NP: The suspected diagnosis determines the imaging technique to be used. Since soft tissue injuries are the most common, ultrasound is widely used, with the great advantage of being able to perform dynamic studies. MRI is very useful in the evaluation of intra-articular injuries, as well as bone lesions of stress. Both these modalities do not expose the athlete to ionising radiation.

 

ESR: Do you actively practise sports yourself and if yes, does this help you in your daily work as MSK radiologist?

NP: I do not practise any sports discipline in a ‘formal way’, but I practise trekking and regularly climb Avila Mountain. I go to the gym three times a week and particularly enjoy TRX and Pilates.

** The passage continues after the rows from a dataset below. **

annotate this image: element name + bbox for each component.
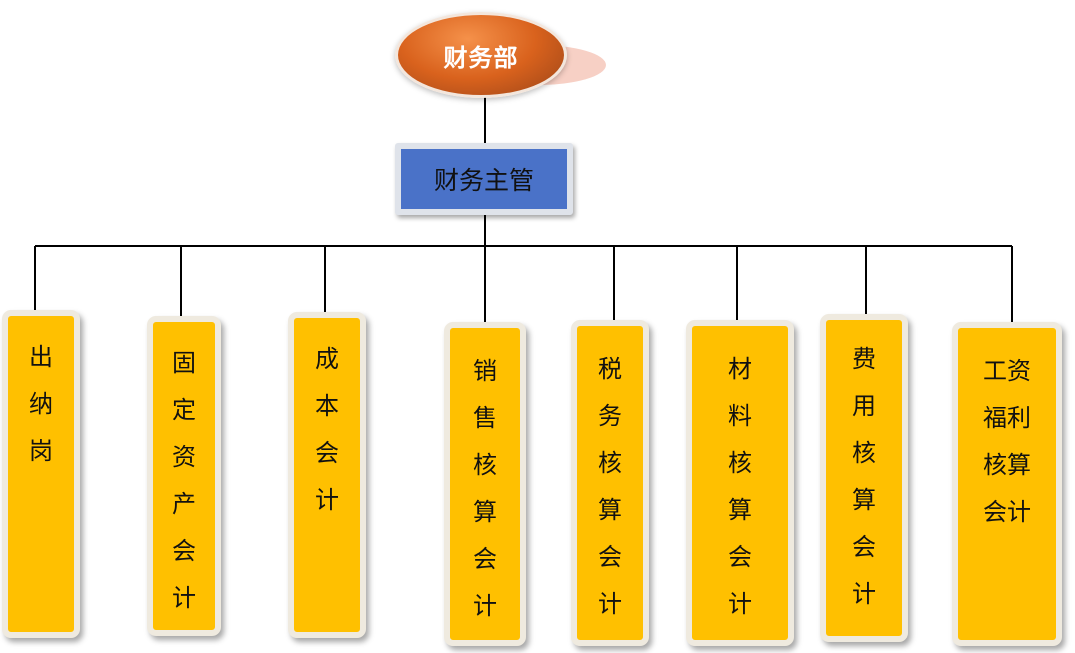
department-label: 财务部 (443, 43, 519, 72)
position-label: 费用核算会计 (852, 345, 876, 608)
position-label: 税务核算会计 (598, 355, 622, 618)
position-label: 工资福利核算会计 (983, 357, 1031, 526)
position-node-tax-accountant: 税务核算会计 (571, 320, 649, 646)
manager-node: 财务主管 (395, 143, 573, 215)
position-node-cashier: 出纳岗 (2, 310, 80, 638)
manager-label: 财务主管 (433, 166, 534, 195)
position-label: 材料核算会计 (728, 355, 752, 618)
position-label: 出纳岗 (29, 343, 53, 465)
position-label: 成本会计 (315, 345, 339, 514)
position-label: 固定资产会计 (172, 349, 196, 612)
position-node-cost-accountant: 成本会计 (288, 312, 366, 638)
position-node-sales-accountant: 销售核算会计 (444, 322, 526, 646)
position-node-materials-accountant: 材料核算会计 (686, 320, 794, 646)
department-node: 财务部 (395, 12, 567, 98)
position-node-payroll-accountant: 工资福利核算会计 (952, 322, 1062, 646)
position-node-fixed-asset-accountant: 固定资产会计 (147, 316, 221, 636)
position-label: 销售核算会计 (473, 357, 497, 620)
position-node-expense-accountant: 费用核算会计 (820, 314, 908, 642)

Dra. Norma Pedreañez is ad honorem Assistant Professor in the radiodiagnostics department of the Clinic University Hospital and ad honorem Professor in the shoulder and spine committees of the Children’s Orthopaedic Hospital and the radiodiagnostics graduate schools in Caracas, Venezuela. She works as a radiologist in a bone group where she specialises in musculoskeletal imaging. She trains orthopaedic traumatology fellows specialising in shoulder, hip and knee in musculoskeletal imaging. She also works at Grupo Óseo and Grupo Medimagen, two private centres in Caracas. Dr. Pedreañez undertook an extension course in tomography and magnetic resonance imaging at the Dr. Gilberto Rodriguez Ochoa Latin American Children’s Cardiology Hospital in Caracas. She received her diploma in magnetic resonance and Carema from the School of Engineering of Venezuela Central University. She is a regular speaker at national conferences and a member of the Venezuelan Society of Radiology and Radiodiagnostics and sits on the board of the Venezuelan Society of OrthoBiology.